他与战无痕曾经的姬人全无交情,所以实不知姬如月找上他有何事。不过,战无痕上次回到无双城唯一没有打发离城的姬人也只有姬如月,所以随青秋知道这个女人不同一般,
言行间自然也就没有怠慢。
“如月斗胆,只是想陪公子走走,随便聊聊。”姬如月此时身着一件全体银白的坠地长裙,与她平时艳光四射的装扮相差甚远,倒显出几分难能可贵的清丽脱俗来。
只是她手中却仍然拈着一朵暗红的玫瑰慢慢辗转,仿佛仍是不甘愿让她全身素白。
“你想问什么?”随青秋温言,他倒不讨厌这名女子,尤其是在此刻这种太过幽远的月色下。
“公子外出寻访城主……啊,抱歉,如月习惯那样的称呼,请随公子不要见怪。”姬如月浅笑吟吟:“我方才瞧见公子神形疲惫,想是外出搜寻太过劳累?”
“还好,只是愧对行云所托。”随青秋顺口应道:“你是无痕以前房内的人,也难怪在这种时候不方便随行一块寻找。”
姬如月长长叹了一口气,没有接话。
“你……想念无痕?”随青秋本想结束这次谈话,但听到对方这声悠悠的叹息不知怎地口中却说出这话来。

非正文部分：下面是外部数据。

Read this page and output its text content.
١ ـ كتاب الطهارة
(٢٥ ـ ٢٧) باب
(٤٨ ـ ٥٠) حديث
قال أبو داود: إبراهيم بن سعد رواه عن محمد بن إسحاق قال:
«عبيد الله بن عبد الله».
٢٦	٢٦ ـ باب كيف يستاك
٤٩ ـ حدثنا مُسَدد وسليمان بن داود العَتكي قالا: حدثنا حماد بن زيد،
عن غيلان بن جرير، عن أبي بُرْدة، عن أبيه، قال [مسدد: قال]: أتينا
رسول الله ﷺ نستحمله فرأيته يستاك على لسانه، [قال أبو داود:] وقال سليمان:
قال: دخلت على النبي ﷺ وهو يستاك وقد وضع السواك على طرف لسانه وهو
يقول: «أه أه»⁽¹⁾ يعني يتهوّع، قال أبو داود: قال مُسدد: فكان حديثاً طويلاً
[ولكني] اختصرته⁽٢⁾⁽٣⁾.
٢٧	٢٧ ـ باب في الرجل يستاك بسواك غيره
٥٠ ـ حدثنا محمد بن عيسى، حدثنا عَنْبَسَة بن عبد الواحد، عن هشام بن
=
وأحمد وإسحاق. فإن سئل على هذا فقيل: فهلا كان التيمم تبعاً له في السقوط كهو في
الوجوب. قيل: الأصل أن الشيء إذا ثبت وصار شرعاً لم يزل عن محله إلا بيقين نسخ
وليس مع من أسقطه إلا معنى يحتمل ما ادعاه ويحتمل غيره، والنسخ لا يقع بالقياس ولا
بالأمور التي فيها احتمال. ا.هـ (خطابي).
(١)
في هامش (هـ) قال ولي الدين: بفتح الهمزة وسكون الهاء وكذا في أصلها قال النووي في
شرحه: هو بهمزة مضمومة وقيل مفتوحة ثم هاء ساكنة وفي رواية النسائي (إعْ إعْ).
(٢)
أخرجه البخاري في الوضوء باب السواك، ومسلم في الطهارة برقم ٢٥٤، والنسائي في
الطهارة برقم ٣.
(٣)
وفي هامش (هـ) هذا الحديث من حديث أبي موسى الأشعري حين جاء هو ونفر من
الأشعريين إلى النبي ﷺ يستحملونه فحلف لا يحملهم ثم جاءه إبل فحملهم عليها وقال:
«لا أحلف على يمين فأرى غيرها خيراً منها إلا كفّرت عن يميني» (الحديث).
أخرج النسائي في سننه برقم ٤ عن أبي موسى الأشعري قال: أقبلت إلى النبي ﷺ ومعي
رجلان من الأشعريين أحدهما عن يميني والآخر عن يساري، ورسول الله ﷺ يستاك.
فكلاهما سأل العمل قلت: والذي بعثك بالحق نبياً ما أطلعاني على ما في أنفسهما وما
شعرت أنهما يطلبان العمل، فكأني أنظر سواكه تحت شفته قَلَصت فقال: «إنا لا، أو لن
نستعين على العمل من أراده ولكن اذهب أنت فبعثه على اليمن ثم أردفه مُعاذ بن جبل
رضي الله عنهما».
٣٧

“嗯。”姬如月淡淡地笑笑:“城主那样的男人,让人无法不想。”
“你也不怪他当日将你送出他的春暖阁?”随青秋诧异。
“自然,不怪。”姬如月再次叹道:“因为我知道他已不需要我。”
随青秋的心情也跟着姬如月这声叹息而沉重起来。
“我少年时父母双亡,在坏人欺负我的时候城主救了我,他接我进城教我武艺,给我一个女人所羡慕的一切。尽管我知道那只是因为城主觉得只身一人的我竟还有胆量反抗相当有
趣而已,不过我却是非常感激他。”
姬如月的声音如梦如幻,软软柔柔地飘在随青秋耳边,几乎让他都快失神:“但自从城主抱我那日起,我便知道他不属于我。和我在一块时,他仍然保持着他的冷静,他的理智,
没有一次失态;他的眼睛总在追寻什么,却没有一次真正停留在我的身上——不管我想了怎样的办法。”
“你就真的,一点儿也不在意?”随青秋脱口问道。
“那又有什么办法?因为城主心里的位置已经容不下我或其它人,就算我再恨再不甘,也不能改变这个结果。”姬如月摇头:“我只想他何时能真真正正地看着我,哪怕,只有一次
。”
“哪怕只是在边上远远地看着他与真正所爱的人厮守终生而痛彻心扉,也不愿就此离去罢?”随青秋怔怔出神:“在他心中有一个你永远也不可能取代或者打败的人,能做的也仅有
如此了。”
“随公子看得很明白呐。”姬如月惨然轻笑:“如果换了别的人,或许我不是想尽办法让城主喜欢上我,便是与城主心中那人同归于尽罢。”
随青秋微惊,终于调头正眼看着似毫不经意说出此话的女人。
“不过谁让我所面对的,却偏偏是我永远也不可战胜的人?”姬如月收敛笑容,凝视随青秋:“所以如今我只愿城主平安无事、以后也可远远地看着他便好。你说是吗,随公子?”
随青秋接受到姬如月这般定定打量的眼神,竟浅浅避开女人好似洞悉一切的目光,蓦然间觉得有点狼狈。